Director Steven Frears takes this story and weaves it expertly into a social fabric mixing proper British society, a touch of burlesque and a certain V for victory sensibility. And it works wonderfully.
Dame Judi Dench as Mrs. Henderson is so elegant that she can pull off anything, especially given such a tartly smart script and a … Oh, how can I put this? … glowing supporting cast.
Her opposite is Vivian Van Damm (Bob Hoskins), a cigar-chomping fire plug whom she hires to run her theater and with whom she meaningfully spars throughout.
Now a nude musical review is not something that just happens in World War II London. The Windmill begins as any typical professional theater and meets with success for a while. Thinning crowds, however, lead Mrs. Henderson to suggest the show would do nicely without the costumes.
“What you are suggesting isn’t possible,” protests Van Damm. “That kind of thing isn’t done here. Nudity? In England?”
Propriety is good for easy laughs in this film, and Frears tosses perfect bullseyes often enough. Christopher Guest portrays Lord Cormer, a kind of government censor, who is a perfect target for Mrs. Henderson, who’s known “Tommy” since he was a boy and who goes about plowing through his moral bluster.

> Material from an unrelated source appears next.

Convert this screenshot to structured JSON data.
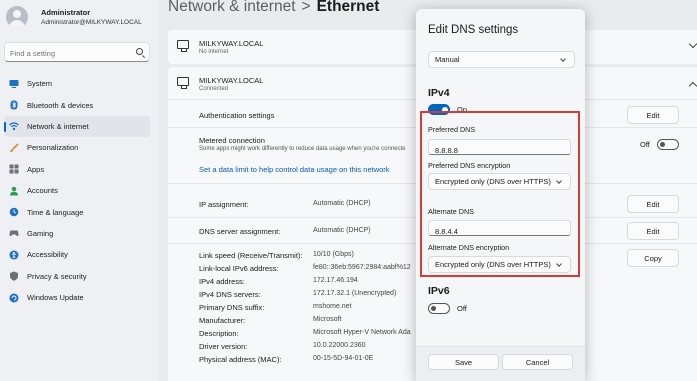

“I’d prefer you refer to it,” says Lord Cormer, delicately trying to discuss nudity with Mrs. Henderson, “As the midlands.”
“Oh, dear, you men do get into such a state about ‘the midlands’, don’t you? Well you needn’t worry,” she retorts. “Our lighting will be so subtle; the disputed area will be barely visible. … And anyway, we’ll have a barber.”
Some funny parameters are thus established for such a novel performance, and the performances, to be sure, are musically peerless. There is a soundtrack running throughout that is a model of period theater and jazz.
But the real story percolating here is the personal one between the two leads, an elderly woman and a middle-aged producer. This is the part of the film that really resonates. The T&A merely provides a pleasant enough comic backdrop, and that’s as it should be. Another meaningful element is, of course, the rich canvas of blitz era England.
Layered together, these things make “Mrs. Henderson Presents” a good diversion, expertly acted and modestly presented for your enjoyment.